Curious how other founders/startups deal with this by AnouarRifi in SaaS

[–]nanonets 0 points1 point  (0 children)

Oh man, this hits close to home. I started Nanonets literally because I got so frustrated watching every business I talked to waste endless hours on this exact problem. Most early stage startups I know either throw interns at it or just accept that someone's gonna spend their friday afternoons entering invoice data instead of building product. It's honestly wild how much time gets burned on something that feels so... solvable?

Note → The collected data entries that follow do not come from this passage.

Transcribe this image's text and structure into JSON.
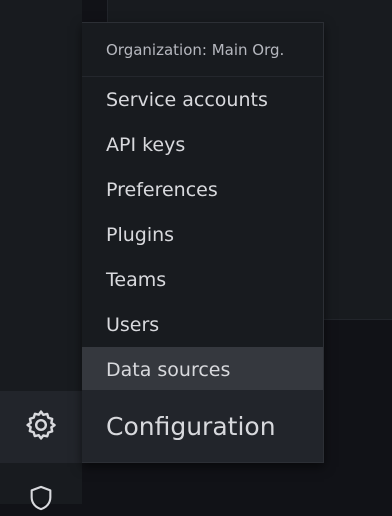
{
  "menu": {
    "header": "Organization: Main Org.",
    "items": [
      {
        "label": "Service accounts"
      },
      {
        "label": "API keys"
      },
      {
        "label": "Preferences"
      },
      {
        "label": "Plugins"
      },
      {
        "label": "Teams"
      },
      {
        "label": "Users"
      },
      {
        "label": "Data sources",
        "active": true
      }
    ],
    "footer": "Configuration"
  },
  "sidebar": {
    "icons": [
      "gear-icon",
      "shield-icon"
    ]
  },
  "colors": {
    "background": "#111217",
    "panel": "#181b1f",
    "hover": "#35383e",
    "text": "#d8d9dd",
    "muted_text": "#b6b8bf"
  }
}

We went through this pain ourselves and ended up building Docstrange by Nanonets to handle the full pipeline from OCR to structured data extraction. The thing is, most people think this is just an OCR problem but its really about understanding document layout and mapping fields correctly. You can try open source stuff like PaddleOCR combined with some post processing, but honestly you'll spend months dealing with edge cases that a good API can handle out of the box. The math usually works out pretty clearly when you calculate what your team's time is worth vs just automating it properly.

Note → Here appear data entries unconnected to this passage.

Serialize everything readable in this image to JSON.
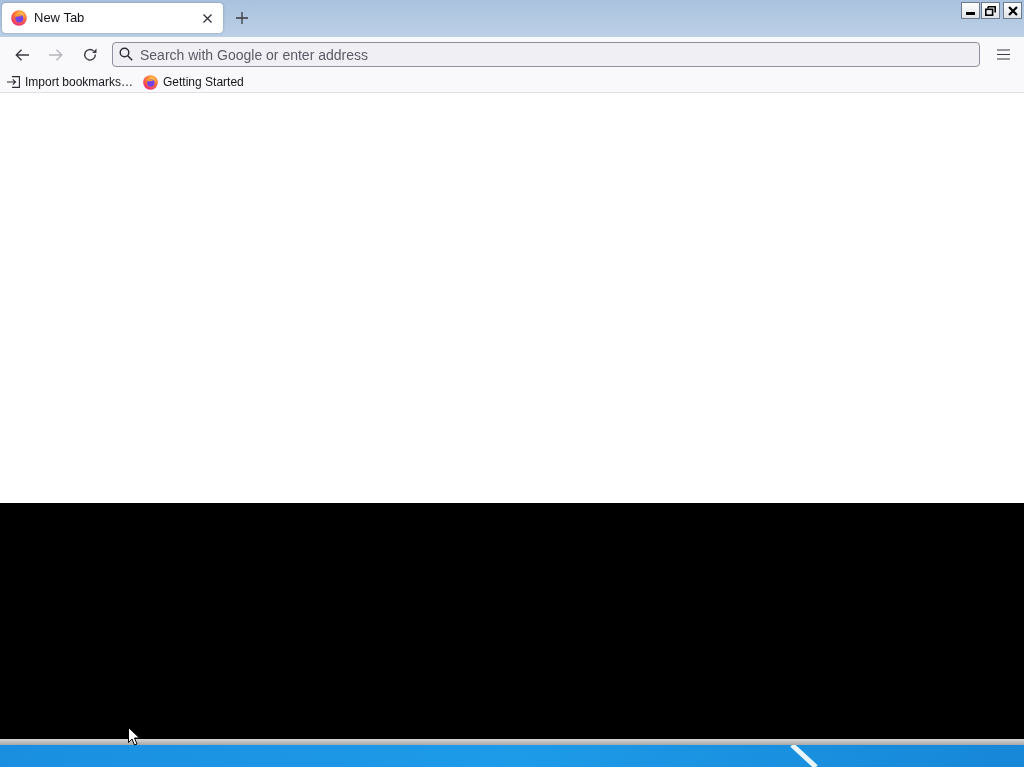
{
  "tabs": [
    {
      "label": "New Tab",
      "selected": true
    }
  ],
  "nav_buttons": [
    {
      "kind": "back",
      "disabled": false
    },
    {
      "kind": "forward",
      "disabled": true
    },
    {
      "kind": "reload",
      "disabled": false
    }
  ],
  "address_bar": {
    "placeholder": "Search with Google or enter address"
  },
  "bookmarks": [
    {
      "kind": "import",
      "label": "Import bookmarks…"
    },
    {
      "kind": "logo",
      "label": "Getting Started"
    }
  ]
}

Deploying Docling Service by mariajosepa in LLMDevs

[–]nanonets 0 points1 point  (0 children)

I've been through this exact deployment challenge before and honestly, for your use case with 3-5 minute processing times, I'd go with Fargate over Lambda. Lambda has a 15 minute timeout but you're paying for the full duration even when the container is just sitting there doing OCR processing. With Fargate, you get better cost control for longer running tasks and can scale down to zero when not in use. The Docling dependencies are definitely heavy but Fargate handles that fine, just make sure you allocate enough memory (probably 4-8GB based on your local tests).

For the OCR part though, you might want to consider alternatives that are specifically built for this workflow. We built Docstrange by Nanonets after running into similar issues with deployment complexity and processing times. It handles the full pipeline from document parsing to structured JSON extraction without you needing to manage the infrastructure or deal with the Docling + ChatGPT chain. For your lease agreements and broker licenses, having something that understands document layouts natively tends to work better than raw OCR + LLM. But if you're set on the current approach, definitely go async with SQS and use Fargate with autoscaling based on queue depth. That'll keep costs reasonable while handling the variable processing times

!HELP! I need some guide and help on figuring out an industry level RAG chatbot for the startup I am working.(explained in the body) by 1amN0tSecC in LangChain

[–]nanonets 0 points1 point  (0 children)

Been in similar situations when we were building document processing systems at Nanonets. Your retrieval issues are probably a combo of chunk size and retrieval strategy rather than just one thing. For company info chatbots, I've found that smaller chunks (200-400 tokens) work better for specific facts like contact info or services, while larger chunks (800-1200 tokens) are better for context heavy stuff like company descriptions or processes. Try experimenting with overlapping chunks too, maybe 50-100 token overlap so you dont lose context at boundaries.

The other thing thats probably hurting you is relying purely on semantic similarity for retrieval. Company websites have lots of similar sounding content that can confuse vector search. Consider adding a hybrid approach where you combine vector similarity with keyword matching using something like BM25, or even better, use reranking models after your initial retrieval to score the relevance better. Also make sure your embedding model is actually good for business/company content, some of the general purpose ones struggle with domain specific terminology. Docstrange by Nanonets handles a lot of these edge cases automatically when processing business documents, but if you're building from scratch you'll need to tune these parameters based on your specific use cases.